Friday, September 2, 2011

Back when Kuna was like Footloose

Did you see this week's history column? I had a couple of thoughts: One was that it was very fitting that this came out right around the time they're doing a remake of the movie Footloose, where the town bans dancing. Then I read a little further and realized that the arguments they were making back then are the same arguments that go on today, namely that the people who frequent the Kuna Days street dance aren't from Kuna — they're from "out of town" and do nothing but cause Kuna problems. Here's the item that appeared in this week's Kuna Melba News. It's from The Kuna Herald, Sept. 1, 1961:

The Kuna village council took steps Monday night to clean up what it termed “public nuisances” within the village.
At a special meeting G.W. Grebe, village attorney, called attention to the fact that public dances being held in the IOOF hall on Friday nights are being held in violation of an ordinance enacted in 1926 which provides that a license be required and $500 bond posted before public dances for profit can be held within the village and that the license be revoked if the dances are not properly conducted. The lodge rents the hall to an out-of-town band.

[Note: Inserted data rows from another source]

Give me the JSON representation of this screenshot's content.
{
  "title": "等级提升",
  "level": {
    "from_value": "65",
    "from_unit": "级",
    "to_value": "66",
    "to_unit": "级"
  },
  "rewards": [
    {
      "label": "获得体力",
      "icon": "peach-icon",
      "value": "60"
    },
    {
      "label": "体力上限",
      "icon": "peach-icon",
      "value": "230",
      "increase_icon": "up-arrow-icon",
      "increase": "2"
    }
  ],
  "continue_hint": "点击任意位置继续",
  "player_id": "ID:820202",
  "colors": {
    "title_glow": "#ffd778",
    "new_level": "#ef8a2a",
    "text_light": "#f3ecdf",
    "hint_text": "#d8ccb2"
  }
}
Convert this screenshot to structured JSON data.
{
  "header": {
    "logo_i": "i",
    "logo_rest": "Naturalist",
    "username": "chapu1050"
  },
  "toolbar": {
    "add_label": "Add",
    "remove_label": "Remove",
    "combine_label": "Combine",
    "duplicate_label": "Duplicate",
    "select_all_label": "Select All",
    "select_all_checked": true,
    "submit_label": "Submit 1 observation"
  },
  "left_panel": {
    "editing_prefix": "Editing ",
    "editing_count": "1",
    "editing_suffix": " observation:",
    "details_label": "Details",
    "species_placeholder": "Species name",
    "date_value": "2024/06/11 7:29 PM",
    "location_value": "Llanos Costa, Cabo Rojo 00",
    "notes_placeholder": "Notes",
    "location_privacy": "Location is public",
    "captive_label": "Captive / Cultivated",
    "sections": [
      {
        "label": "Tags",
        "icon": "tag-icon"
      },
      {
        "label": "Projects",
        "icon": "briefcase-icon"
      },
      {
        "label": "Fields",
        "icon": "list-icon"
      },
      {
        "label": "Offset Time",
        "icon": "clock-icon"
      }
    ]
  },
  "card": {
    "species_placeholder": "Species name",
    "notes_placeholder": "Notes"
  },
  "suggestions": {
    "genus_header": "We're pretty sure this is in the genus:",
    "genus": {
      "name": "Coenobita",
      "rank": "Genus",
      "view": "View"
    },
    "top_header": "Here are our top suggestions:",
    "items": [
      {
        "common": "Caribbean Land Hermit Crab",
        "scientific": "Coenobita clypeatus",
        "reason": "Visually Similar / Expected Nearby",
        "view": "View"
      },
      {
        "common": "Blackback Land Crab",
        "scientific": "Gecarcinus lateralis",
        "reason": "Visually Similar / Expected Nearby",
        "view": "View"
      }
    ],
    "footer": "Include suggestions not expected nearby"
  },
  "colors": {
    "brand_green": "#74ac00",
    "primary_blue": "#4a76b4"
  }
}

A number of village residents met with the council to protest the dances and the Rev. Harry Evans, pastor of the Kuna Church of the Nazarene, presented a petition signed by 44 residents asking that the dances be closed because they “foster drinking among teenagers and have become a breeding place for crime.”

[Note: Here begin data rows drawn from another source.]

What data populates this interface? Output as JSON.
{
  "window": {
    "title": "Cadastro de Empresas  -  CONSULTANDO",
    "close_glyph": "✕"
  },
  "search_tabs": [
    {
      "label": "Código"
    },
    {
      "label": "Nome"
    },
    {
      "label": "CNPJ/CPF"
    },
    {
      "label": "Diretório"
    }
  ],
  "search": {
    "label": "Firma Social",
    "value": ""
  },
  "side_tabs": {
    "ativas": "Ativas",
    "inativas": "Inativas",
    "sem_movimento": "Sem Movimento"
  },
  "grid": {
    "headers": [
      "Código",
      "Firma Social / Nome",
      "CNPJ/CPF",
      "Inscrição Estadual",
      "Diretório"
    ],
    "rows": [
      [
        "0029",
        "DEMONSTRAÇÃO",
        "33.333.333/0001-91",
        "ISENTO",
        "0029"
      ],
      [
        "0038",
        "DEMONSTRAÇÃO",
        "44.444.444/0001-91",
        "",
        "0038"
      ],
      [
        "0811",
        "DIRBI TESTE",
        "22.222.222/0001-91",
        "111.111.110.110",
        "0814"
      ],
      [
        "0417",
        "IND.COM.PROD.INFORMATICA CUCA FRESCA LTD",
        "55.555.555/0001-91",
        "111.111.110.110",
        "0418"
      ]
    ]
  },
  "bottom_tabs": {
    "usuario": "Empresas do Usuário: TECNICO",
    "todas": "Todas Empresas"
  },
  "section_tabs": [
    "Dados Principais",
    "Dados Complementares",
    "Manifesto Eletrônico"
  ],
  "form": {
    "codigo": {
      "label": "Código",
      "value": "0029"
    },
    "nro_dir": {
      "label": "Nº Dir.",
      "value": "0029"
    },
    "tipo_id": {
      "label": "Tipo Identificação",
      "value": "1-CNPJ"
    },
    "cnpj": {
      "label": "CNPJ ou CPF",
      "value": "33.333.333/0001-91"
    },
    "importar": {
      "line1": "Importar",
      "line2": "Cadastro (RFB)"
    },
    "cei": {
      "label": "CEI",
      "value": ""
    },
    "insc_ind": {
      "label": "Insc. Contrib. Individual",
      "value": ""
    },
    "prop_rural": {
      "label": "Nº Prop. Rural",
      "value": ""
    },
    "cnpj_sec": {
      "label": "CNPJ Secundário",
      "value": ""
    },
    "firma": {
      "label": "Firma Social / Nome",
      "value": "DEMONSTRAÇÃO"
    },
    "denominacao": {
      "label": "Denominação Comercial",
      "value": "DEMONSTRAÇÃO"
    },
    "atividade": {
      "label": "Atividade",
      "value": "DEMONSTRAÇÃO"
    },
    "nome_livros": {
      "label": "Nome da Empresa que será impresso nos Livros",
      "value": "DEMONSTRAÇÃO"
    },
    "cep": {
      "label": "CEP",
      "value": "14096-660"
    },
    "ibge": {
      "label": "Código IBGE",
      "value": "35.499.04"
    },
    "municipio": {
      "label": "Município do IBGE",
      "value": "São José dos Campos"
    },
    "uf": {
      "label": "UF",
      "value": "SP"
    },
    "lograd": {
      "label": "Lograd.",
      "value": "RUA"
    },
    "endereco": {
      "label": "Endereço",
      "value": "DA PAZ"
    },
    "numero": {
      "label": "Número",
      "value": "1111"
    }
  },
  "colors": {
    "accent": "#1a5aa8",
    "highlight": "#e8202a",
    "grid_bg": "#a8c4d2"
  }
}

Representatives of four other churches in the community supported his contention and added that the dances are bringing into the community bad element from the larger towns and that Kuna, once known as a clean town, is getting a bad name because of the situation.
Police Chief Ben Newell testified that he has given drinking citations to forty or more underage young people since the first of the year and that only three or four of them were local young people. He said that not many local young people attended the dances.